Dawn came in at the windows, a rising blue-white light. The doves commented to each other in a chorus of interrogative coos. The rattle of the lock came earlier than usual, and when the door swung open, it wasn’t Capsen who ducked in.
“Kit?”
“Marcus,” the actor said cheerfully. “I’ve been looking for you. I think I see now why you were so hard to find.”
“You have to get me out of here.”
“I do. But I wanted to speak with you first.”
Master Kit sat with
his back to the rough stone wall. He looked older than Marcus remembered him. There was more white in his hair, and he looked thinner than he had even on the long caravan road from Vanai to Porte Oliva. Marcus pulled at his chains, setting them to rattle.
“I can talk to you without being strapped to a wall,” Marcus said. “We could skip to that part. I wouldn’t mind.”
“Do you know why we cut thumbs when signing contracts or treaties?” Kit asked, drawing a dagger from his belt. It was a simple huntsman’s blade, but sharp.
“Because that’s how you sign a contract,” Marcus said.
“But how did it get that way? Why blood and not… I don’t know. Tears. Spit. The story is that it’s been that way since the dragons, but it wasn’t always. That it began during the last war, when Morade forged his Righteous Servant and his clutch-mate built the Timzinae. Last race of humanity.”

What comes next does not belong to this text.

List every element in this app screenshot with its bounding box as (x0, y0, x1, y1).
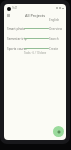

“All right,” Marcus said. “I’ve never heard of a righteous servant apart from someone trying to convince me to buy a squire, but I’m going to assume you’re going somewhere with this?”
“I believe it was meant to show that neither party was tainted. If one or the other had been able to cheat, to force the other into agreement, the blood would show it.”
“And I’m sure you’re right. Kit? Unchain me now?”
“Come. Look at this.”
Kit pressed the blade to his thumb until a tiny drop of red appeared. The cut was tiny, no more than a pinprick, but the deepness of the blood made it seem almost black. No, there was a knot at the center of the drop, a tiny dark clot
like a flake of scab that was forcing its way up through Kit’s skin.
The scab rolled to the side, tracking bright red behind it, and extended tiny legs.
“All right. That’s odd,” Marcus said.
“Don’t touch it. They bite. I find they’re poisonous in more senses than one.”
“Not to be rude, Kit, but you have spiders living in your blood?”
“I do. I have since I became a priest of the goddess many, many years ago. I believe we all carry the mark, though I haven’t tested it.” Kit caught the tiny spider and cracked it between his thumbnails. “I had a falling-out with my brothers. I’m afraid I lost my faith, and I found there was very little room for dissent. You may recall that before I left Porte Oliva word came of a new cult, drawn from the mountains east of the Keshet. It was mine. It was men who bear the same taint that I do. The war with Asterilhold and the unrest in Antea are, I think, the first, stumbling steps toward something much larger. Much worse.” Kit held up his bleeding thumb. “And that is why you cut thumbs on a contract. Because of men like me.”